Pagi ini aku sangat bersemangat sekali, aku ingin segera bertemu dengan beliau.
Cahaya matahari yang menerobos masuk melalui celah-celah gorden itu membangunkanku
untuk segera bersiap. Dengan langkah yang pasti aku terus berjalan menyusuri lika-liku hidup
yang saat ini aku rasakan. Kadang kemiringan itu harus aku daki.

“day gimana sudah beres?” baru saja aku duduk dikursi temanku satu ini sudah bertanya.

“sudah.. siap..” dengan suara yang yakin aku menjawabnya.

“hebattt” dengan senyum yang manis dia menjwab dan seakan memujiku.

Dia sendiri tak lupa membawa handycame yang telah dia janjikan kemarin.

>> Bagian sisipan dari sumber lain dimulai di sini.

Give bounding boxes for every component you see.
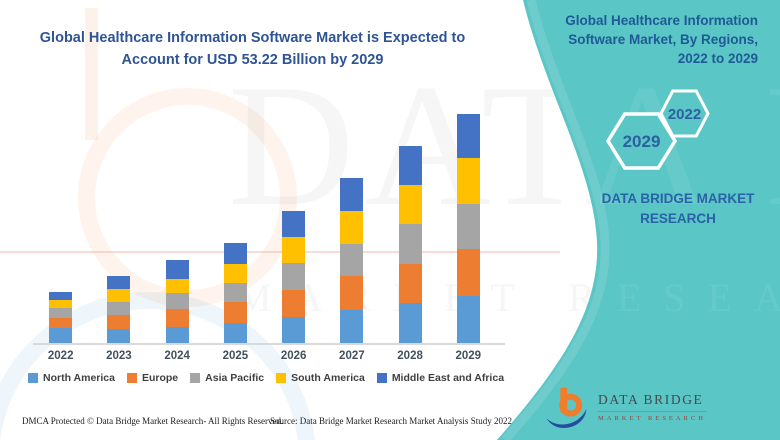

Belpulang telh berbunyi seperti biasa murid-murid ini berhamburan keluar kelas,
pulang menuju istananya. Kali ini tak kusangka ada rapat ekskul, aku bigung harus
bagaimana. Aku putuskan untuk membujuk guruku agar aku dijinkan untuk ijin terlebih
dahulu. Walau dengan wajah yang tak menentu aku pergi bersama 2 temanku untuk
mewawancarai. Walaupun dengan uang yang pas-pasan tapi kami memaksakan diri untuk
mengunjungi tempat budidaya tersebut.

Beberapa menit kemudian kami bertemu dengan beliau. Wajah yang belum begitu
tua, badan yang tinggi dan kekar memberi kesan sedikit menakutkan, belum kami
mengatakan sesuatu, beliau berkata
“maaf, saya tidak bisa untuk hari ini, mungkin besok saya bisa” kata itu seakan membuat
pikiran saya buyar begitu saja. Walau hati menangis tapi kami tetap senyum dan
menanggapinya dengan santai. Kami pergi meninggalkan temapt itu, walau dengan hati yang
sakit kami tetap mencari akal agar kami tetap bisa berwawancara. Kami berjalan tanpa arah
tujuan, entah kemana kami akan sampai. Dengan perut yang lapar kami tetap bisa tertawa,
lelucon-lelucon yang lucu menemani perjalanan kami. Diperjalanan kami menemukan tulisan
“budiddaya telur asin” dengan harapan yang begitu kuat. Kami mencoba mnegunjungi tempat
tersebut, tetapi yang kami dapatkan bukan telur bebek tetap sepeda motor bebek,
menjengkelkan tetapi itu cukup membuat kami tertawa kembali. Kami terus berjalan
walaupun tenaga kami hanya tersisa beberapa saja.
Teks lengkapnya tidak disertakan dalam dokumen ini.